Weit über die Grenzen Randersackers hinaus bekannt ist die jährlich an Christi Himmelfahrt stattfindende „Weinbergswanderung“. Das 1983 ins Leben gerufene Ereignis bietet die Möglichkeit, auf einer vorgegebenen Route durch eine Weinbergslage des Ortes an verschiedenen Ständen die Weine der Winzer zu verkosten. Studenten, Familien, Rentner – an diesem Donnerstag im Frühling tummeln sich tausende Besucher auf den Weinbergswegen Randersackers.

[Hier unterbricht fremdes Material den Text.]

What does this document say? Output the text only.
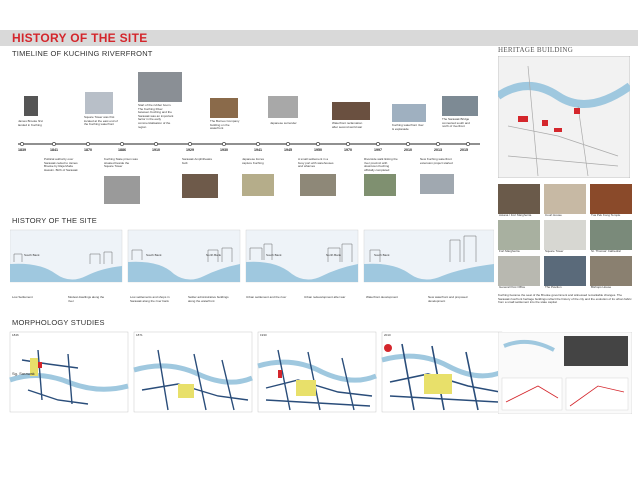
HISTORY OF THE SITE
TIMELINE OF KUCHING RIVERFRONT	HERITAGE BUILDING
1839	1841	1870	1886	1910	1929	1930	1941	1945	1950	1970	1997	2010	2013	2015
James Brooke first landed in Kuching
Square Tower was first located at the east end of the Kuching waterfront
Start of the rubber boom. The Kuching River between Kuching and the Sarawak was an important factor in the early commercialisation of the region
The Borneo Company building on the waterfront
Japanese surrender	Waterfront reclamation after second world war	Kuching waterfront river & esplanade
The Sarawak Bridge connected south and north of riverfront
Political authority over Sarawak ceded to James Brooke by Raja Muda Hassim. Birth of Sarawak
Kuching State prison was situated beside the Square Tower
Sarawak Amphitheatre built
Japanese forces capture Kuching
A small settlement in a busy port with warehouses and wharves
Riverside walk linking the river precinct with downtown Kuching officially completed
New Kuching waterfront extension project started
HISTORY OF THE SITE
South Bank	South Bank	North Bank	South Bank	North Bank	South Bank
Low Settlement	Modest dwellings along the river
Low settlements and shops in Sarawak along the river bank
Settler administrative buildings along the waterfront
Urban settlement and the river	Urban redevelopment after war	Waterfront development	New waterfront and proposed development
MORPHOLOGY STUDIES
1846
Sg. Sarawak
1871	1930	2010
Astana / Fort Margherita	Court House	Tua Pek Kong Temple
Fort Margherita	Square Tower	St. Thomas' Cathedral
General Post Office	The Pavilion	Bishops House
Kuching became the seat of the Brooke government and witnessed remarkable changes. The Sarawak riverfront heritage buildings reflect the history of the city and the evolution of its urban fabric from a small settlement into the state capital.
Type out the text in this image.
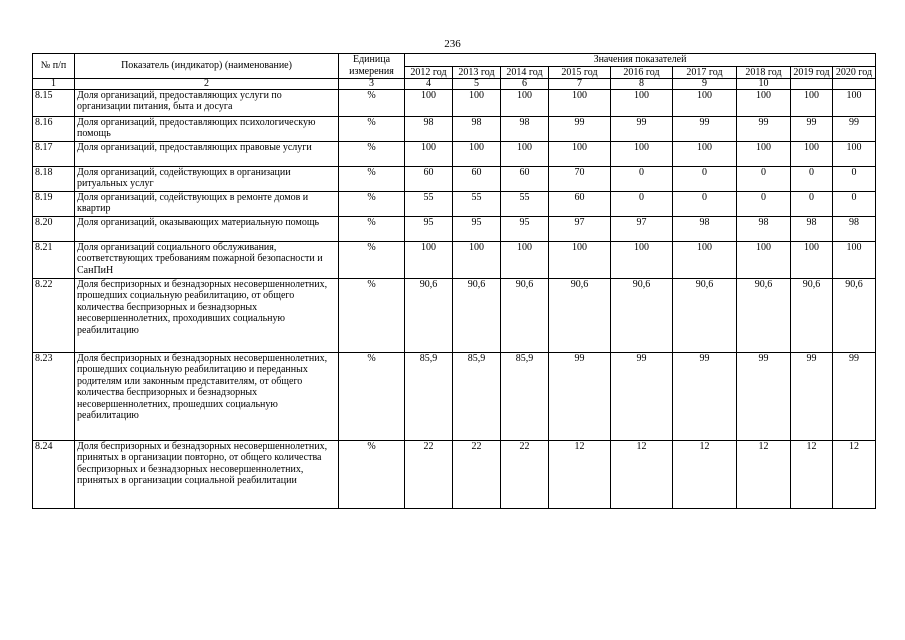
236
№ п/п	Показатель (индикатор) (наименование)	Единица измерения	Значения показателей								
			2012 год	2013 год	2014 год	2015 год	2016 год	2017 год	2018 год	2019 год	2020 год
1	2	3	4	5	6	7	8	9	10		
8.15	Доля организаций, предоставляющих услуги по организации питания, быта и досуга	%	100	100	100	100	100	100	100	100	100
8.16	Доля организаций, предоставляющих психологическую помощь	%	98	98	98	99	99	99	99	99	99
8.17	Доля организаций, предоставляющих правовые услуги	%	100	100	100	100	100	100	100	100	100
8.18	Доля организаций, содействующих в организации ритуальных услуг	%	60	60	60	70	0	0	0	0	0
8.19	Доля организаций, содействующих в ремонте домов и квартир	%	55	55	55	60	0	0	0	0	0
8.20	Доля организаций, оказывающих материальную помощь	%	95	95	95	97	97	98	98	98	98
8.21	Доля организаций социального обслуживания, соответствующих требованиям пожарной безопасности и СанПиН	%	100	100	100	100	100	100	100	100	100
8.22	Доля беспризорных и безнадзорных несовершеннолетних, прошедших социальную реабилитацию, от общего количества беспризорных и безнадзорных несовершеннолетних, проходивших социальную реабилитацию	%	90,6	90,6	90,6	90,6	90,6	90,6	90,6	90,6	90,6
8.23	Доля беспризорных и безнадзорных несовершеннолетних, прошедших социальную реабилитацию и переданных родителям или законным представителям, от общего количества беспризорных и безнадзорных несовершеннолетних, прошедших социальную реабилитацию	%	85,9	85,9	85,9	99	99	99	99	99	99
8.24	Доля беспризорных и безнадзорных несовершеннолетних, принятых в организации повторно, от общего количества беспризорных и безнадзорных несовершеннолетних, принятых в организации социальной реабилитации	%	22	22	22	12	12	12	12	12	12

Mit dem „Uferweinfest“ geht der Weinort einen neuen, unüblichen Weg, Weinfeste zu feiern. Vier Jungwinzer des Ortes veranstalten dieses Weinfest stets Anfang Juli, wobei mit Lounge-Musik, lockerer Bestuhlung und Fingerfood vor allem junge Leute angesprochen werden sollen. Bei dem jährlichen „Weinfestival“ arbeiten alle Weinbaubetriebe des Ortes wieder zusammen. Ein Wochenende im Sommer lang feiert der Ort gemeinsam im Rathaushof. Hinzu kommen noch die Hofschoppenfeste der einzelnen Weinbaubetreibe, sodass es so gut wie kein Wochenende im Sommer gibt, an dem in Randersacker nicht gefeiert wird. „Diese ‚Events‘ machen den Ort nicht nur für Gäste, sondern auch für Ortsansässige attraktiver“, meint Gästeführerin Lörner.  „Unter anderem werden durch diese ‚Aktionen‘ auch (Tages-)-Gäste angelockt, die wiederum Geld in Lebensmittelgeschäften, Gastronomie, Winzerbetrieben, Apotheken und anderswo ausgeben.“

Als mit Klara Zehnder im März 2018 die Fränkische Weinkönigin nach 26 Jahren (endlich) wieder aus Randersacker kam, fanden sich nahezu alle Bürger des Ortes im Rathaushof ein, um die Weinhoheit gebührend zu empfangen. Klara Zehnder wurde ein halbes Jahr später zusätzlich zur deutschen Weinprinzessin gekrönt und der ganze Ort – ob Winzer oder nicht – war stolz auf seine deutschlandweit bekannte Tochter.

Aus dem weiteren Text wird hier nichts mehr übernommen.